The agent should politely indicate that this is outside its scope as an insurance assistant.

Step 3: Check the Debug Output

1️⃣ Return to Visual Studio Code and check the Debug Console.

2️⃣ Notice logs showing plugin calls, AI responses, and message processing in real-time.

Exercise 4: Customize Your Agent

Let's make a simple modification to personalize the agent.

Step 1: Update the Welcome Message

1️⃣ Stop the debugger (press Shift+F5).

2️⃣ Open src/Plugins/StartConversationPlugin.cs and find the welcomeMessage variable.

3️⃣ Add your name to the first line: "👋 Welcome!
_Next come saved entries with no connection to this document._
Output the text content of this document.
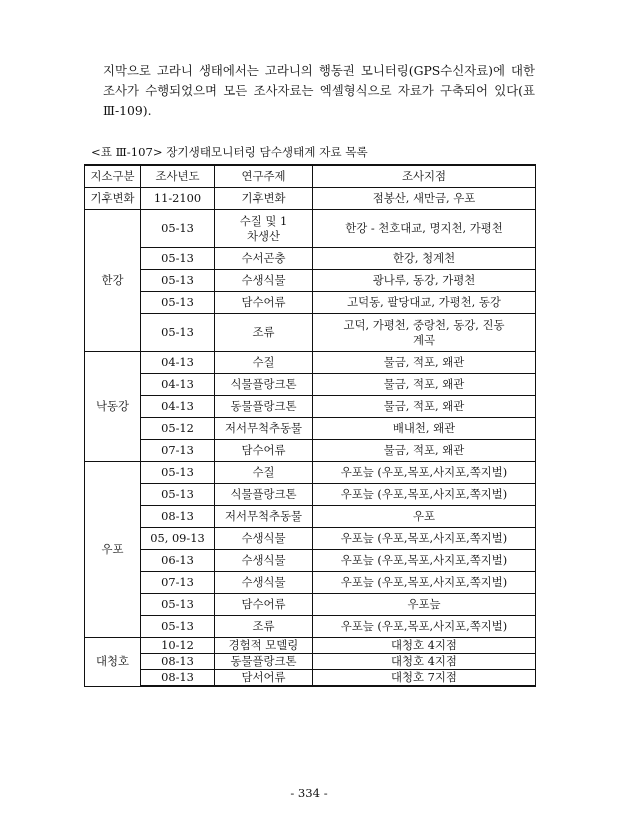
지막으로 고라니 생태에서는 고라니의 행동권 모니터링(GPS수신자료)에 대한 조사가 수행되었으며 모든 조사자료는 엑셀형식으로 자료가 구축되어 있다(표 Ⅲ-109).

<표 Ⅲ-107> 장기생태모니터링 담수생태계 자료 목록

지소구분	조사년도	연구주제	조사지점
기후변화	11-2100	기후변화	점봉산, 새만금, 우포
한강	05-13	수질 및 1차생산	한강 - 천호대교, 명지천, 가평천
	05-13	수서곤충	한강, 청계천
	05-13	수생식물	광나루, 동강, 가평천
	05-13	담수어류	고덕동, 팔당대교, 가평천, 동강
	05-13	조류	고덕, 가평천, 중랑천, 동강, 진동계곡
낙동강	04-13	수질	물금, 적포, 왜관
	04-13	식물플랑크톤	물금, 적포, 왜관
	04-13	동물플랑크톤	물금, 적포, 왜관
	05-12	저서무척추동물	배내천, 왜관
	07-13	담수어류	물금, 적포, 왜관
우포	05-13	수질	우포늪 (우포,목포,사지포,쪽지벌)
	05-13	식물플랑크톤	우포늪 (우포,목포,사지포,쪽지벌)
	08-13	저서무척추동물	우포
	05, 09-13	수생식물	우포늪 (우포,목포,사지포,쪽지벌)
	06-13	수생식물	우포늪 (우포,목포,사지포,쪽지벌)
	07-13	수생식물	우포늪 (우포,목포,사지포,쪽지벌)
	05-13	담수어류	우포늪
	05-13	조류	우포늪 (우포,목포,사지포,쪽지벌)
대청호	10-12	경험적 모델링	대청호 4지점
	08-13	동물플랑크톤	대청호 4지점
	08-13	담서어류	대청호 7지점

- 334 -
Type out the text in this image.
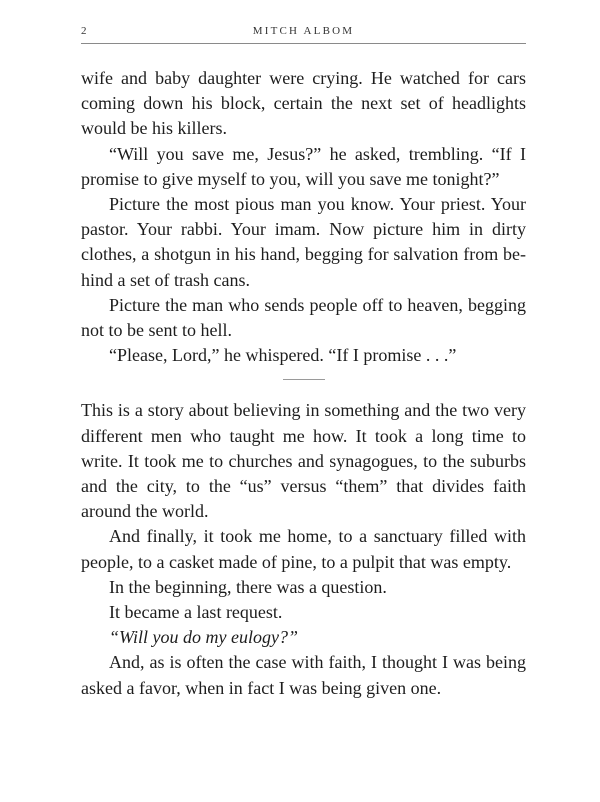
2	MITCH ALBOM

wife and baby daughter were crying. He watched for cars coming down his block, certain the next set of headlights would be his killers.

“Will you save me, Jesus?” he asked, trembling. “If I promise to give myself to you, will you save me tonight?”

Picture the most pious man you know. Your priest. Your pastor. Your rabbi. Your imam. Now picture him in dirty clothes, a shotgun in his hand, begging for salvation from behind a set of trash cans.

Picture the man who sends people off to heaven, begging not to be sent to hell.

“Please, Lord,” he whispered. “If I promise . . .”

This is a story about believing in something and the two very different men who taught me how. It took a long time to write. It took me to churches and synagogues, to the suburbs and the city, to the “us” versus “them” that divides faith around the world.

And finally, it took me home, to a sanctuary filled with people, to a casket made of pine, to a pulpit that was empty.

In the beginning, there was a question.

It became a last request.

“Will you do my eulogy?”

And, as is often the case with faith, I thought I was being asked a favor, when in fact I was being given one.
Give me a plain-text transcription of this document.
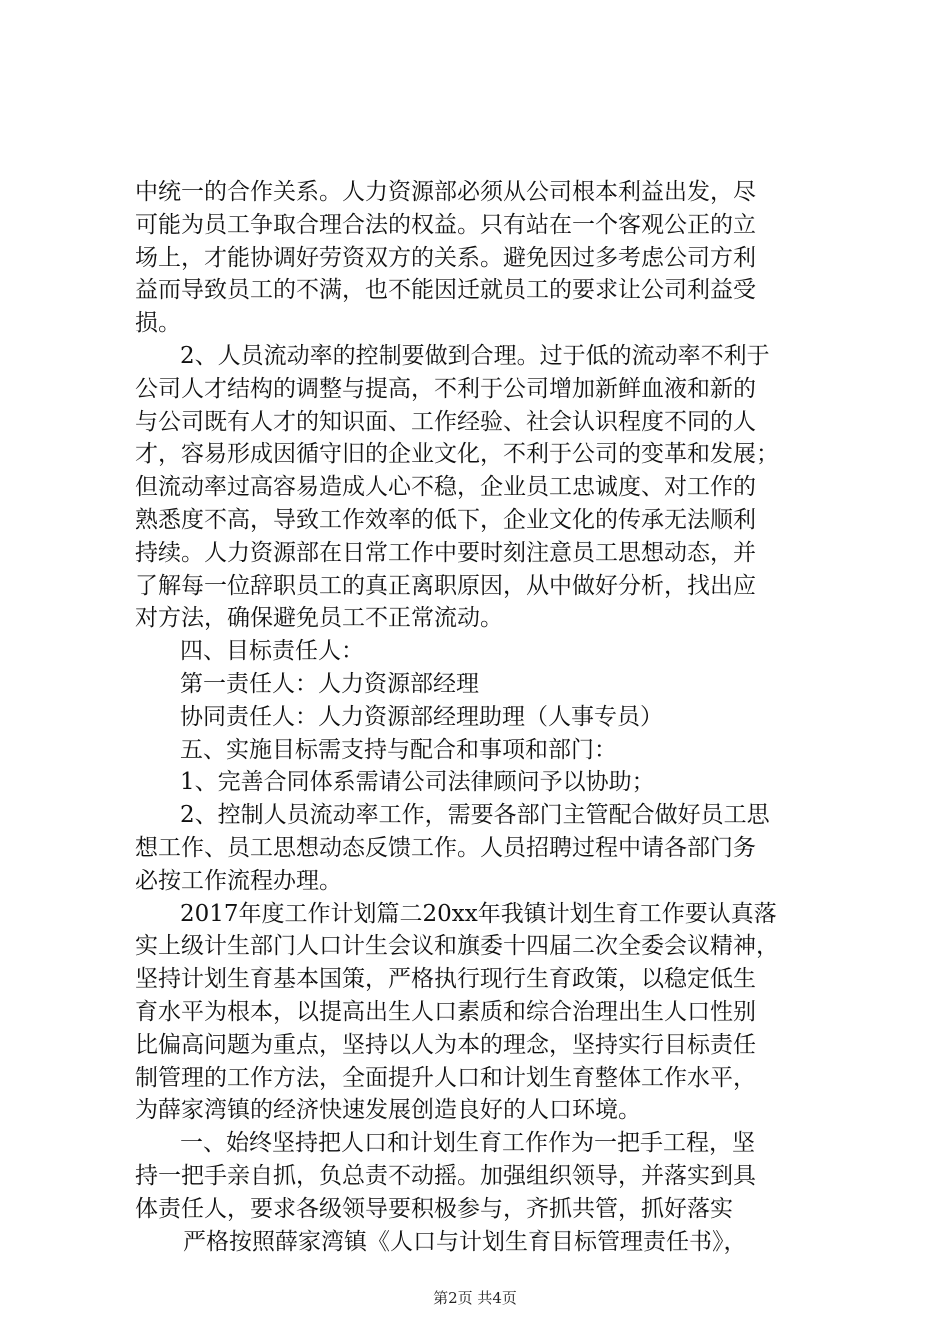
中统一的合作关系。人力资源部必须从公司根本利益出发，尽
可能为员工争取合理合法的权益。只有站在一个客观公正的立
场上，才能协调好劳资双方的关系。避免因过多考虑公司方利
益而导致员工的不满，也不能因迁就员工的要求让公司利益受
损。
2、人员流动率的控制要做到合理。过于低的流动率不利于
公司人才结构的调整与提高，不利于公司增加新鲜血液和新的
与公司既有人才的知识面、工作经验、社会认识程度不同的人
才，容易形成因循守旧的企业文化，不利于公司的变革和发展；
但流动率过高容易造成人心不稳，企业员工忠诚度、对工作的
熟悉度不高，导致工作效率的低下，企业文化的传承无法顺利
持续。人力资源部在日常工作中要时刻注意员工思想动态，并
了解每一位辞职员工的真正离职原因，从中做好分析，找出应
对方法，确保避免员工不正常流动。
四、目标责任人：
第一责任人：人力资源部经理
协同责任人：人力资源部经理助理（人事专员）
五、实施目标需支持与配合和事项和部门：
1、完善合同体系需请公司法律顾问予以协助；
2、控制人员流动率工作，需要各部门主管配合做好员工思
想工作、员工思想动态反馈工作。人员招聘过程中请各部门务
必按工作流程办理。
2017年度工作计划篇二20xx年我镇计划生育工作要认真落
实上级计生部门人口计生会议和旗委十四届二次全委会议精神，
坚持计划生育基本国策，严格执行现行生育政策，以稳定低生
育水平为根本，以提高出生人口素质和综合治理出生人口性别
比偏高问题为重点，坚持以人为本的理念，坚持实行目标责任
制管理的工作方法，全面提升人口和计划生育整体工作水平，
为薛家湾镇的经济快速发展创造良好的人口环境。
一、始终坚持把人口和计划生育工作作为一把手工程，坚
持一把手亲自抓，负总责不动摇。加强组织领导，并落实到具
体责任人，要求各级领导要积极参与，齐抓共管，抓好落实
严格按照薛家湾镇《人口与计划生育目标管理责任书》，
第2页 共4页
I'm [Your Name]'s Agent!\n\n"

4️⃣ Save, press F5 to restart, and type "start over" in Copilot to see your change.

CONGRATULATIONS!

You have completed Lab BAF1 - Build and Run Your First Agent!

You've learned how to:

  • ✅ Clone and explore an Agent Framework project
  • ✅ Configure the agent with Azure AI credentials
  • ✅ Run and debug the agent locally
  • ✅ Test the agent in Microsoft 365 Copilot
  • ✅ Understand the core components (Agent, Plugins, Instructions)
  • ✅ Make simple modifications to customize behavior

In the next lab, you'll add more powerful capabilities by integrating document search with Azure AI Search and gpt-4.1!